Details of how Tuesday afternoon's shooting by a Bay Area Rapid Transit officer unfolded in the East Bay city of Dublin were unclear, and sheriff's officials were searching for answers.
"That's going to be part of the investigation, to find out if this was some sort of an accidental discharge or whether it was a case of target misidentification," Alameda County Sheriff's Sgt. J.D. Nelson told KTVU-TV. "Either way it was an accident, and we're going to try to figure out exactly what happened and the circumstances that led up to it."
The slain officer was identified as BART Sgt. Tom Smith, 42, of San Ramon. Smith, a detective who's been with the department for 20 years, is survived by his wife and 6-year-old daughter, Gov. Jerry Brown said in a statement.
"Sergeant Smith's family, friends and colleagues are in our thoughts as we honor his service during this painful time," the statement said.
The officers — members of BART's detective unit — were searching the apartment as part of an investigation into a man suspected of committing robberies on BART property, authorities said.
Nelson said the officer who shot Smith has been in law enforcement for more than 10 years.
"You also have to understand how devastated he is at this point," he told KTVU. "This was certainly not his intent, and you can only imagine the heartbreak that that officer has."
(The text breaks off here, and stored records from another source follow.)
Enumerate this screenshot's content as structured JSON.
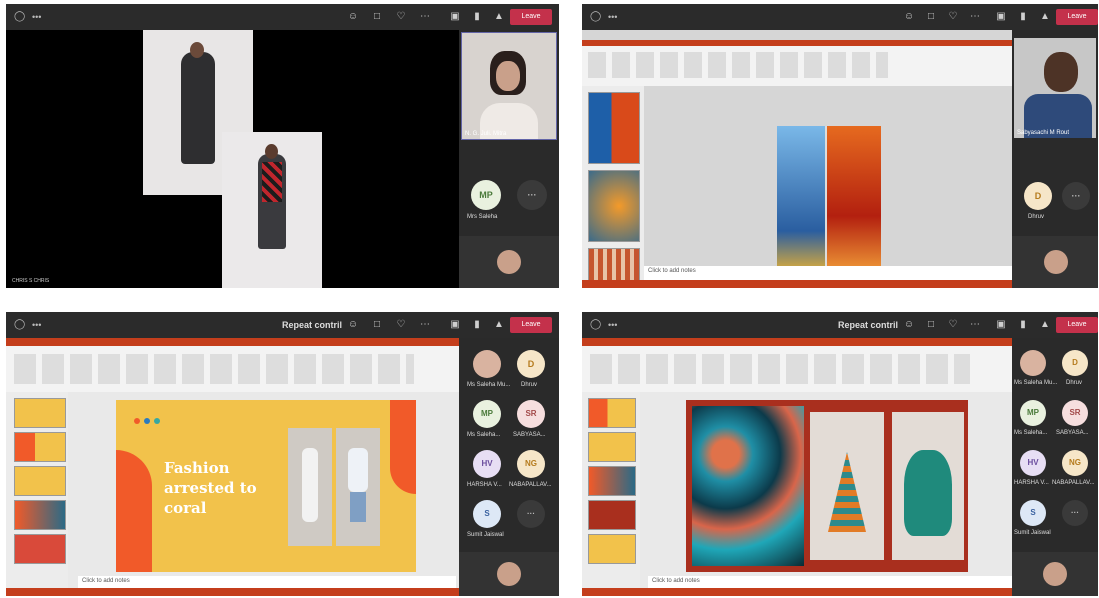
{
  "panels": {
    "p1": {
      "caption": "CHRIS S CHRIS",
      "rail": {
        "video_caption": "N. G. Juli. Mitra",
        "avatars": [
          {
            "initials": "MP",
            "name": "Mrs Saleha",
            "bg": "#e9f1df",
            "fg": "#4a7a3a"
          },
          {
            "initials": "···",
            "name": "",
            "bg": "#3a3a3a",
            "fg": "#bbb"
          }
        ]
      }
    },
    "p2": {
      "notes_text": "Click to add notes",
      "rail": {
        "video_caption": "Sabyasachi M Rout",
        "avatars": [
          {
            "initials": "D",
            "name": "Dhruv",
            "bg": "#f6e6c8",
            "fg": "#b57b1d"
          },
          {
            "initials": "···",
            "name": "",
            "bg": "#3a3a3a",
            "fg": "#bbb"
          }
        ]
      }
    },
    "p3": {
      "title": "Repeat contril",
      "slide_title": "Fashion arrested to coral",
      "notes_text": "Click to add notes",
      "rail": {
        "avatars": [
          {
            "initials": "",
            "name": "Ms Saleha Mu...",
            "bg": "#d9b3a0",
            "fg": "#fff",
            "photo": true
          },
          {
            "initials": "D",
            "name": "Dhruv",
            "bg": "#f6e6c8",
            "fg": "#b57b1d"
          },
          {
            "initials": "MP",
            "name": "Ms Saleha...",
            "bg": "#e9f1df",
            "fg": "#4a7a3a"
          },
          {
            "initials": "SR",
            "name": "SABYASA...",
            "bg": "#f6dede",
            "fg": "#a34a4a"
          },
          {
            "initials": "HV",
            "name": "HARSHA V...",
            "bg": "#e7def4",
            "fg": "#6b4d9e"
          },
          {
            "initials": "NG",
            "name": "NABAPALLAV...",
            "bg": "#f6e6c8",
            "fg": "#b57b1d"
          },
          {
            "initials": "S",
            "name": "Sumit Jaiswal",
            "bg": "#dde8f6",
            "fg": "#3a62a0"
          },
          {
            "initials": "···",
            "name": "",
            "bg": "#3a3a3a",
            "fg": "#bbb"
          }
        ]
      }
    },
    "p4": {
      "title": "Repeat contril",
      "notes_text": "Click to add notes",
      "rail": {
        "avatars": [
          {
            "initials": "",
            "name": "Ms Saleha Mu...",
            "bg": "#d9b3a0",
            "fg": "#fff",
            "photo": true
          },
          {
            "initials": "D",
            "name": "Dhruv",
            "bg": "#f6e6c8",
            "fg": "#b57b1d"
          },
          {
            "initials": "MP",
            "name": "Ms Saleha...",
            "bg": "#e9f1df",
            "fg": "#4a7a3a"
          },
          {
            "initials": "SR",
            "name": "SABYASA...",
            "bg": "#f6dede",
            "fg": "#a34a4a"
          },
          {
            "initials": "HV",
            "name": "HARSHA V...",
            "bg": "#e7def4",
            "fg": "#6b4d9e"
          },
          {
            "initials": "NG",
            "name": "NABAPALLAV...",
            "bg": "#f6e6c8",
            "fg": "#b57b1d"
          },
          {
            "initials": "S",
            "name": "Sumit Jaiswal",
            "bg": "#dde8f6",
            "fg": "#3a62a0"
          },
          {
            "initials": "···",
            "name": "",
            "bg": "#3a3a3a",
            "fg": "#bbb"
          }
        ]
      }
    }
  },
  "leave_label": "Leave",
  "colors": {
    "teams_bg": "#1f1f1f",
    "leave_red": "#c4314b",
    "ppt_red": "#c43e1c",
    "slide_yellow": "#f2c24b",
    "slide_orange": "#f15a29"
  }
}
The officers knew the suspect, whose name has not been released, was in custody and not home at the time, Nelson said.
They wore bulletproof vests and began their search by knocking twice on the door, Nelson told the Contra Costa Times (http://bit.ly/LFOJSi). Each knock went unanswered, but the door was unlocked, so several of them stepped inside with their guns drawn, Nelson said.
He said the officers thought someone was inside because the door was unlocked.
Details about what happened next haven't been released, but Nelson told the newspaper that an officer fired one shot.
Smith was taken to Eden Medical Center in Castro Valley, where he died from his injuries — the first on-duty fatality in BART police's 42-year history, authorities said.
Television reports showed lines of officers outside the hospital saluting as their fallen comrade's body, draped in a large American flag, was loaded into a coroner's van.
BART Police Chief Kenton Rainey didn't answer any questions from reporters at a brief news conference Tuesday evening.
"We ask that everyone please give us a chance to catch our breath" and to grieve, he said.
"The entire BART organization is deeply saddened by this tragic event, and we ask the public to keep the officer's family in its thoughts and prayers," Rainey and BART General Manager Grace Crunican said earlier in a joint statement.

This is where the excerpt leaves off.